Search Unity

  1. We are migrating the Unity Forums to Unity Discussions. On July 12, the Unity Forums will become read-only. On July 15, Unity Discussions will become read-only until July 18, when the new design and the migrated forum contents will go live. Read our full announcement for more information and let us know if you have any questions.

Are ML-agents on policy?

Discussion in 'ML-Agents' started by smartriver97, Jun 9, 2020.

  1. smartriver97

    smartriver97

    Joined:
    Jun 3, 2020
    Posts:
    11
    In the code,I see the code and note on rl_rainer.py on 133 row

    with hierarchical_timer("process_trajectory"):
    for traj_queue in self.trajectory_queues:
    # We grab at most the maximum length of the queue.
    # This ensures that even if the queue is being filled faster than it is
    # being emptied, the trajectories in the queue are on-policy.
    _queried = False
    for _ in range(traj_queue.qsize()):
    _queried = True
    try:
    t = traj_queue.get_nowait()
    self._process_trajectory(t)
    except AgentManagerQueue.Empty:
    break

    I can't understand why the queue is on policy. The later trajectory when the policy hasn't been update seems to use the old policy.
     
    Last edited: Jun 9, 2020
  2. andrewcoh_unity

    andrewcoh_unity

    Unity Technologies

    Joined:
    Sep 5, 2019
    Posts:
    162
    'on-policy' is a reinforcement learning technical term that means a policy update should only be computed with trajectories sampled from that policy.

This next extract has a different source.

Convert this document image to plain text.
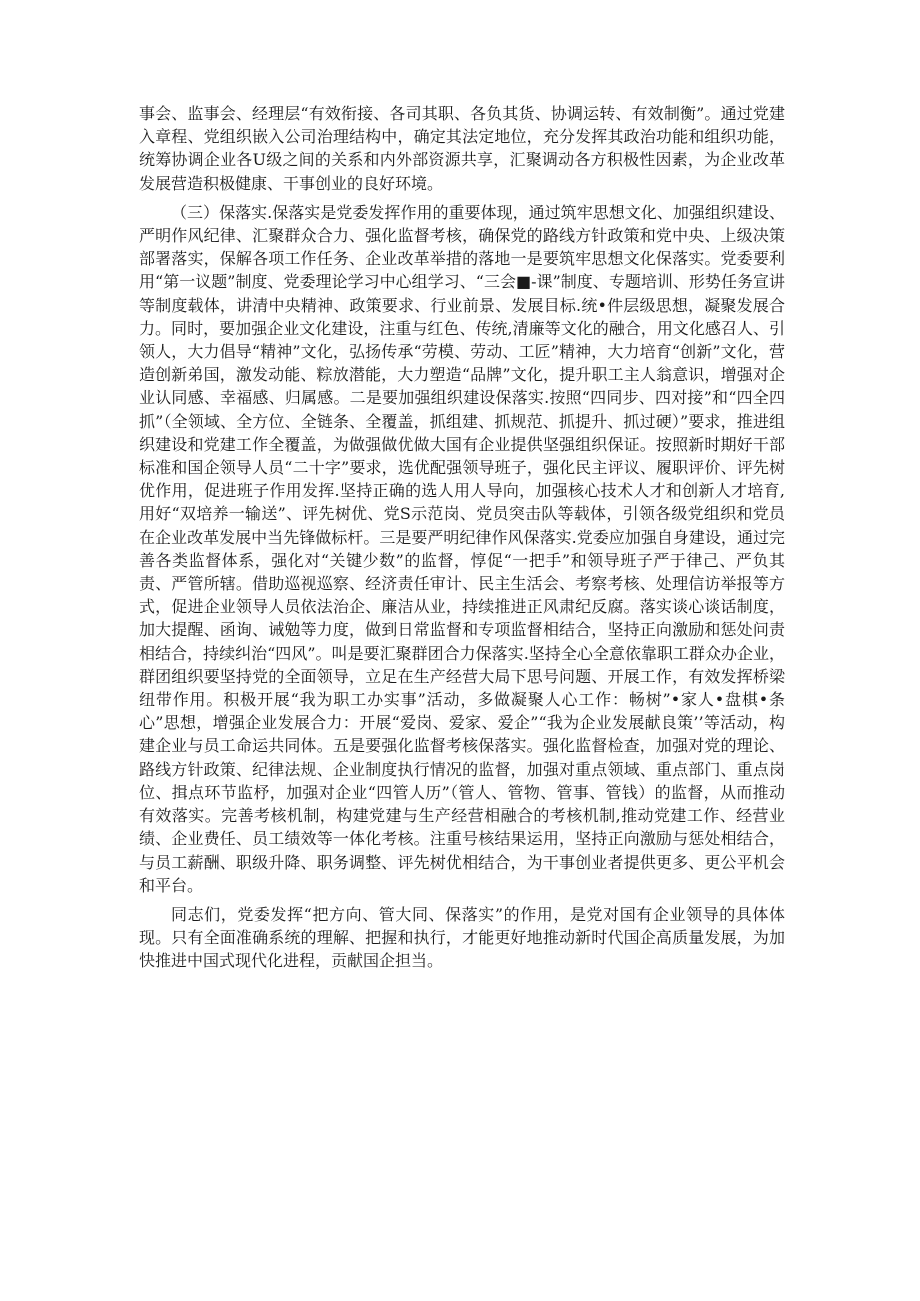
事会、监事会、经理层“有效衔接、各司其职、各负其货、协调运转、有效制衡”。通过党建入章程、党组织嵌入公司治理结构中，确定其法定地位，充分发挥其政治功能和组织功能，统筹协调企业各U级之间的关系和内外部资源共享，汇聚调动各方积极性因素，为企业改革发展营造积极健康、干事创业的良好环境。

（三）保落实.保落实是党委发挥作用的重要体现，通过筑牢思想文化、加强组织建设、严明作风纪律、汇聚群众合力、强化监督考核，确保党的路线方针政策和党中央、上级决策部署落实，保解各项工作任务、企业改革举措的落地一是要筑牢思想文化保落实。党委要利用“第一议题”制度、党委理论学习中心组学习、“三会■-课”制度、专题培训、形势任务宣讲等制度载体，讲清中央精神、政策要求、行业前景、发展目标.统•件层级思想，凝聚发展合力。同时，要加强企业文化建设，注重与红色、传统,清廉等文化的融合，用文化感召人、引领人，大力倡导“精神”文化，弘扬传承“劳模、劳动、工匠”精神，大力培育“创新”文化，营造创新弟国，激发动能、粽放潜能，大力塑造“品牌”文化，提升职工主人翁意识，增强对企业认同感、幸福感、归属感。二是要加强组织建设保落实.按照“四同步、四对接”和“四全四抓”（全领域、全方位、全链条、全覆盖，抓组建、抓规范、抓提升、抓过硬）”要求，推进组织建设和党建工作全覆盖，为做强做优做大国有企业提供坚强组织保证。按照新时期好干部标准和国企领导人员“二十字”要求，选优配强领导班子，强化民主评议、履职评价、评先树优作用，促进班子作用发挥.坚持正确的选人用人导向，加强核心技术人才和创新人才培育,用好“双培养一输送”、评先树优、党S示范岗、党员突击队等载体，引领各级党组织和党员在企业改革发展中当先锋做标杆。三是要严明纪律作风保落实.党委应加强自身建设，通过完善各类监督体系，强化对“关键少数”的监督，惇促“一把手”和领导班子严于律己、严负其责、严管所辖。借助巡视巡察、经济责任审计、民主生活会、考察考核、处理信访举报等方式，促进企业领导人员依法治企、廉洁从业，持续推进正风肃纪反腐。落实谈心谈话制度，加大提醒、函询、诫勉等力度，做到日常监督和专项监督相结合，坚持正向激励和惩处问责相结合，持续纠治“四风”。叫是要汇聚群团合力保落实.坚持全心全意依靠职工群众办企业，群团组织要坚持党的全面领导，立足在生产经营大局下思号问题、开展工作，有效发挥桥梁纽带作用。积极开展“我为职工办实事”活动，多做凝聚人心工作：畅树”•家人•盘棋•条心”思想，增强企业发展合力：开展“爱岗、爱家、爱企”“我为企业发展献良策’’等活动，构建企业与员工命运共同体。五是要强化监督考核保落实。强化监督检查，加强对党的理论、路线方针政策、纪律法规、企业制度执行情况的监督，加强对重点领域、重点部门、重点岗位、揖点环节监杼，加强对企业“四管人历”（管人、管物、管事、管钱）的监督，从而推动有效落实。完善考核机制，构建党建与生产经营相融合的考核机制,推动党建工作、经营业绩、企业费任、员工绩效等一体化考核。注重号核结果运用，坚持正向激励与惩处相结合，与员工薪酬、职级升降、职务调整、评先树优相结合，为干事创业者提供更多、更公平机会和平台。

同志们，党委发挥“把方向、管大同、保落实”的作用，是党对国有企业领导的具体体现。只有全面准确系统的理解、把握和执行，才能更好地推动新时代国企高质量发展，为加快推进中国式现代化进程，贡献国企担当。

    Does this answer your question or are you concerned with the implementation?
     
  3. smartriver97

    smartriver97

    Joined:
    Jun 3, 2020
    Posts:
    11
    I am concerned with the implementation. Because I don't know how to keep the on policy with the Queue. GA3C and the IMPALA uses the Queue to comunicate between the trainer and the actor are all off-policy.
    Does MLagent stop the step and use all trajecroy even the experience step nums dont reach the max to train the policy?